Nesta quadra importante do desenvolvimento político-institucional do Poder Judiciário, vários temas vêm ocupando os noticiários, mas muito pouco se tem discutido sobre princípios norteadores das relações internas do Poder Judiciário. Pouco ou nada se discute sobre a vigência da lamentável legislação, de ilegítima concepção, que rege a vida funcional dos magistrados, sua inadequação principiológica em face da Constituição de 1988 ou a falta de democracia interna resultante.
Dispomos de uma Loman que desconhece os órgãos do Poder Judiciário em sua composição atualizada e ignora a existência do Conselho Nacional de Justiça (CNJ), não fixando limites ao mesmo (o CNJ fixa seus próprios limites). Tão grave ou mais é o fato dessa mesma legislação contemplar um relacionamento vertical entre tribunais e instâncias judiciárias, sem acesso de conhecimento ou contribuição do juiz às decisões administrativas mais importantes, que impõe a prevalência da antiguidade nos tribunais como critério de disputa de funções administrativas, em detrimento de outros critérios de caráter meritocrático próprios da vida republicana democrática.
Sessões secretas, não recepcionadas e inteiramente incompatíveis com o regime constitucional vigente, ainda são previstas para procedimento de perda do cargo de juiz; há expressa previsão de iniciativa probatória ao relator, que terá a faculdade de ordenar provas à conveniência de suas convicções (teoricamente, poderia tornar-se, simultaneamente, julgador e acusador ou julgador e defensor do magistrado cujo procedimento de perda de cargo relata, suprindo falhas da acusação ou da defesa, em flagrante violação do cânone da imparcialidade); a sessão de julgamento e o escrutínio têm previsão de realização em segredo, nada que possa sobreviver a uma análise superficial de um iniciante na graduação em direito.

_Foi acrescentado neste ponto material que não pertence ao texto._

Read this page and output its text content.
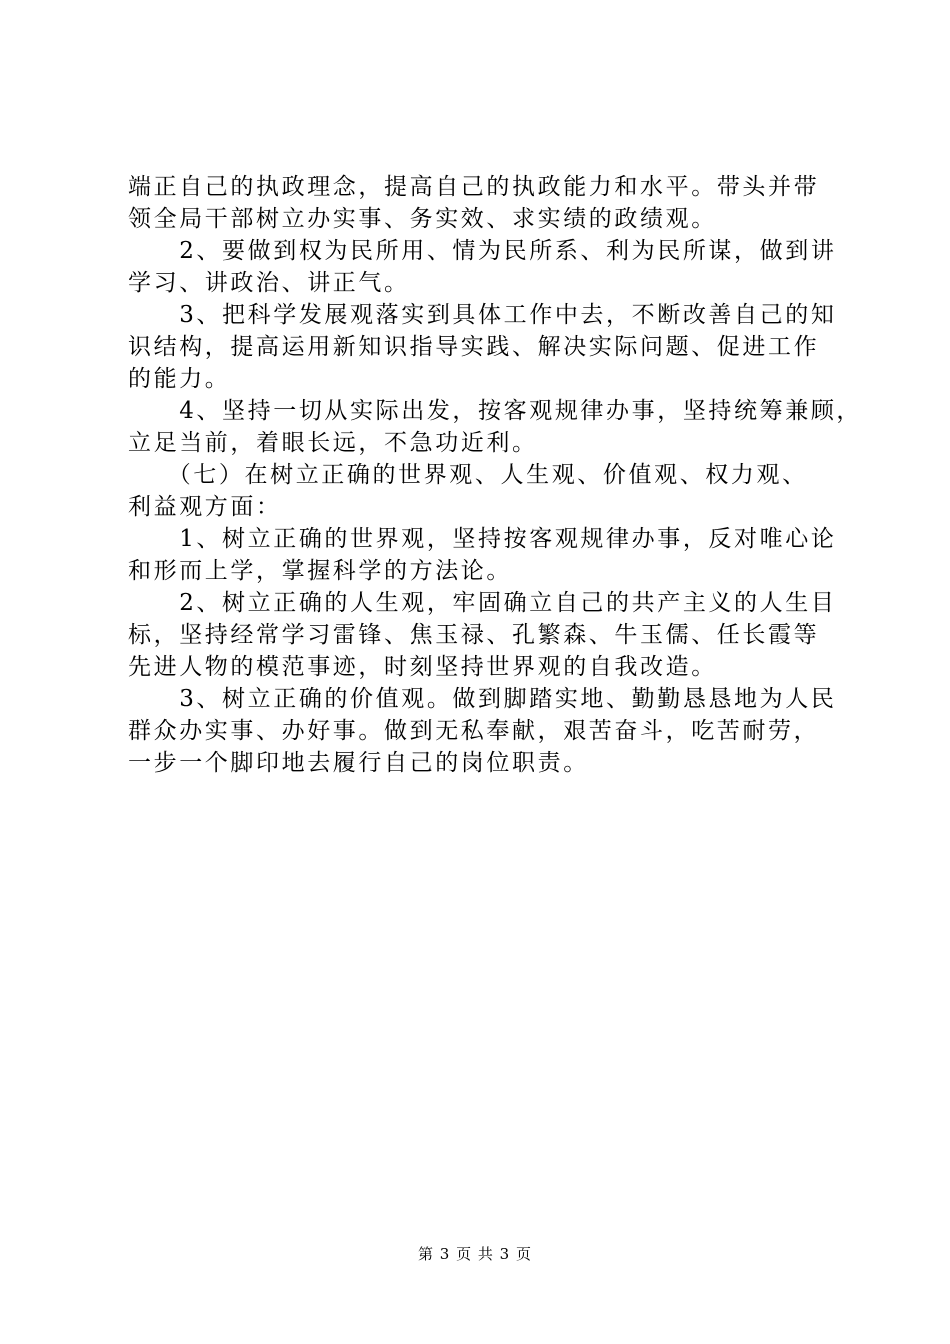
端正自己的执政理念，提高自己的执政能力和水平。带头并带
领全局干部树立办实事、务实效、求实绩的政绩观。
　　2、要做到权为民所用、情为民所系、利为民所谋，做到讲
学习、讲政治、讲正气。
　　3、把科学发展观落实到具体工作中去，不断改善自己的知
识结构，提高运用新知识指导实践、解决实际问题、促进工作
的能力。
　　4、坚持一切从实际出发，按客观规律办事，坚持统筹兼顾，
立足当前，着眼长远，不急功近利。
　　（七）在树立正确的世界观、人生观、价值观、权力观、
利益观方面：
　　1、树立正确的世界观，坚持按客观规律办事，反对唯心论
和形而上学，掌握科学的方法论。
　　2、树立正确的人生观，牢固确立自己的共产主义的人生目
标，坚持经常学习雷锋、焦玉禄、孔繁森、牛玉儒、任长霞等
先进人物的模范事迹，时刻坚持世界观的自我改造。
　　3、树立正确的价值观。做到脚踏实地、勤勤恳恳地为人民
群众办实事、办好事。做到无私奉献，艰苦奋斗，吃苦耐劳，
一步一个脚印地去履行自己的岗位职责。
第 3 页 共 3 页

Dentre outras tantas ilegitimidades e desatualizações, confrontando o juiz na sua faina diária de assegurar a democracia a todos, encontram-se dispositivos que vedam que os mesmos princípios sejam praticados no âmbito do acesso a funções administrativas de comando do Judiciário. Para concorrer às funções administrativas da presidência, de uma vice-presidência, de membro do órgão especial ou de corregedor-geral, todas com enorme influência nos destinos do Judiciário ou dos magistrados, não há necessidade de qualquer forma de consulta à primeira instância, de declarar aos juízes planos de enfrentamento das questões mais tormentosas que comprometam o desempenho da função judicante ou que atinjam o cotidiano de sua vida social e até mesmo familiar.
É certo que muitos dos anacronismos técnicos e ideológicos da Loman foram superados pelos fatos e mesmo por resoluções emanadas do CNJ, tal como ocorre com o dever imposto aos tribunais de elaboração de planejamento estratégico ou ainda pela flexibilização da composição do órgão especial, impondo que fração dos componentes seja eleita. Ainda assim, diversos dispositivos carecem de interpretação que os compatibilize com o direito vigente e inúmeros outros não foram recepcionados ou foram revogados, transformando dita lei em documento irreconhecível para a finalidade de disciplinar a magistratura brasileira.
Urge o debate sobre a democratização das relações internas no Poder Judiciário, se estamos contentes com o modelo vigente ou necessitamos alterações (mais ou menos profundas) no ordenamento, o que isto importa em termos constitucionais ou legais. Para tanto, algumas perguntas devem ser formuladas, ainda que a alguém pareçam inconvenientes ou desagradáveis: somente os desembargadores mais antigos do tribunal devem ter o direito de candidatar-se à presidência ou vice-presidências?; o colégio eleitoral deve ser composto apenas por desembargadores?; a “politização” da magistratura, ampliado o colégio eleitoral à primeira instância, seria um benefício ou um malefício?; um corregedor-geral, eleito com votos da primeira instância, estaria inibido de atuar em face de conduta dolosa de algum juiz?; a magistratura deve assegurar democracia à cidadania sem preocupar-se com o tema no Poder Judiciário?
Todas estas indagações, e outras tantas, aguardam respostas que o Congresso Nacional e o Supremo Tribunal Federal hão de dar, seja a partir da iniciativa de anteprojetos de lei como de propostas de emendas à Constituição, caso se chegue à conclusão da necessidade de levar à magistratura o sabor de democracia que a cidadania conhece há mais de vinte anos, desde a eleição de Tancredo Neves.